Livereview: Angra - Geoff Tate's Operation Mindcrime - Halcyon Way - Ravenscry

14. April 2018, Pratteln – Z7
By Tinu
Mit den Brasilianern von Angra (und einem italienischen Sänger), Geoff Tate und seinem Ensemble sowie zwei Support-Bands sollten an diesem Samstagabend die Massen eigentlich in Scharen angezogen werden. Vielleicht kam es zu spät ans Tageslicht, dass Mister Tate das komplette «Operation: Mindcrime»-Werk von seiner alten Abend Queensrÿche spielen sollte, aber das Z7 und speziell die Bands hätten durchaus mehr Publikum verdient gehabt…

Ravenscry
Die italienischen Ravenscry eröffneten den Abend mit ihrem (sorry) austauschbaren Sound, denn mit zunehmender Spielzeit verstrickte sich der Fünfer in kaum interessanten Songs, die auch nicht durch die eigentlich tolle Stimme von Giulia Stefani spannender wurden.
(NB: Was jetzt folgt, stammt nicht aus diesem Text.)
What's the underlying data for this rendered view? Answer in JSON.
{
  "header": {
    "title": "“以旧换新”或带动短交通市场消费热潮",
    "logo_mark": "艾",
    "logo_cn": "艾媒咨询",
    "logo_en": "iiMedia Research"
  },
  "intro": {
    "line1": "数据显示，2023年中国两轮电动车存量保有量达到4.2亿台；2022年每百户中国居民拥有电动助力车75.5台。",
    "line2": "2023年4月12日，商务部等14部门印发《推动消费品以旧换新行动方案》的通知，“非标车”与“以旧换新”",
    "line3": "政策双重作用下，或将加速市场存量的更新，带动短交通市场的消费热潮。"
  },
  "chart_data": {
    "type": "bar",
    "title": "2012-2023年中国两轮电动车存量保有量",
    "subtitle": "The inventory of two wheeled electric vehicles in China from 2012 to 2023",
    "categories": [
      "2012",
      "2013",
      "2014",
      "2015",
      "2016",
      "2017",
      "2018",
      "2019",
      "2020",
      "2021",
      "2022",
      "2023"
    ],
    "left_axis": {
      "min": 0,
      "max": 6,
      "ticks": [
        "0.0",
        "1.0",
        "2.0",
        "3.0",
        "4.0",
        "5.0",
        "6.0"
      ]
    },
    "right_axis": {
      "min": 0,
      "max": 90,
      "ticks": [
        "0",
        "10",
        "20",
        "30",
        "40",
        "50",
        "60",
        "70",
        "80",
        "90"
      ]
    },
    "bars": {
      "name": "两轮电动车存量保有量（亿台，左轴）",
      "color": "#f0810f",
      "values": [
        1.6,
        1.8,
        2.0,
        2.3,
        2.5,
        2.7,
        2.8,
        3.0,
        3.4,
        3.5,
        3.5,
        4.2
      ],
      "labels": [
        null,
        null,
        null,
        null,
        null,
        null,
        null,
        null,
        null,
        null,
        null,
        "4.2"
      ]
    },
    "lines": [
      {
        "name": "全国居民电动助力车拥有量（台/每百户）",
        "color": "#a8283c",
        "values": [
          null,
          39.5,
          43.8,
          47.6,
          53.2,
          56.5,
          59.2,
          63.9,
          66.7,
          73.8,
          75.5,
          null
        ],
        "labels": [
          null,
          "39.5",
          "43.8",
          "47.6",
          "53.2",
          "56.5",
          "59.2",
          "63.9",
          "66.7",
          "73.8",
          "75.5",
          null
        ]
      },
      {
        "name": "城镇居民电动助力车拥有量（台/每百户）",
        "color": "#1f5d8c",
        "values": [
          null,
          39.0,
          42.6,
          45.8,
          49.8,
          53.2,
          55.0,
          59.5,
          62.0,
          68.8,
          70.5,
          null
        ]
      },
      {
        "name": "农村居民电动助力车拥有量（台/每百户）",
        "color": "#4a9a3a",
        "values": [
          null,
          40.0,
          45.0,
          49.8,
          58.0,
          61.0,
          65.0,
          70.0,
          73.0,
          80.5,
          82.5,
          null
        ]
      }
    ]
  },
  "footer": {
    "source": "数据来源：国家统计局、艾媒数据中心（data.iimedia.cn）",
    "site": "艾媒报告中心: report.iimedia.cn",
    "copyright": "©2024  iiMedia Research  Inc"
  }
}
Logisch war die Shouterin eine sehr sympathische Performerin, die immer wieder versuchte, die Besucher auf ihre Seite zu ziehen. Aber am Ende des Konzertes blieb sehr wenig hängen, weder optisch noch musikalisch. Der Sound bewegte sich irgendwo zwischen alternativem Metal und traditionell angehauchten Elementen. Sicher ein musikalischer Farbtupfer neben Angra und Geoff Tate, aber leider keiner, der sich nachhaltig in den Gedankengängen der Konzertbesucher niederlegte. Eigentlich schade, denn die angesprochene sympathische Performance hätte auf mehr hingedeutet. So blieb aber nach dem letzten Ton nur der Gang nach draussen und die Vorfreude auf das, was noch kommen sollte.


Halcyon Way
Das waren zuerst die Amis von Halcyon Way. Die Jungs aus den Staaten um Sänger Steve Braun sitzen musikalisch irgendwo zwischen Stuhl und Bank. Auf der einen Seite überzeugen sie mit tollen Doppel-Leads wie kräftigen Riffs, und auf der anderen Seite versuchen sie mit Bassist Skyler Moore und seinen Growls einen sehr modernen Touch zu integrieren. Dieser regiert ab und zu auch bei den Sounds, was dem Ganzen sicherlich einen etwas anderen Anstrich verleiht, die Jungs aber auch ohne einen roten Faden erklingen lässt. Steve überzeugte mit tollen Screams und liess es sich selbst beim Singen nicht nehmen zu bangen. Der Bang-Faktor war bei den Jungs auf einem sehr hohen Level und mit Gitarrist Jon Bodan hat die Truppe einen optischen Hingucker, dank seines Iro-Haarschnitts. Ich gebe ehrlich zu, dass ich Halcyon Way auf die eine Seite sehr spannend finde, aber auf der anderen Seite gleichermassen langweilig. Auch wenn der Stimmungspegel im Z7 anstieg, selbst die Amis konnten die Euphorie nicht in die Höhe schiessen lassen. Jungs überlegt euch, welchen Sound ihr spielen wollt und glaubt mir, plötzlich wird das Interesse der Besucher um einiges grösser sein.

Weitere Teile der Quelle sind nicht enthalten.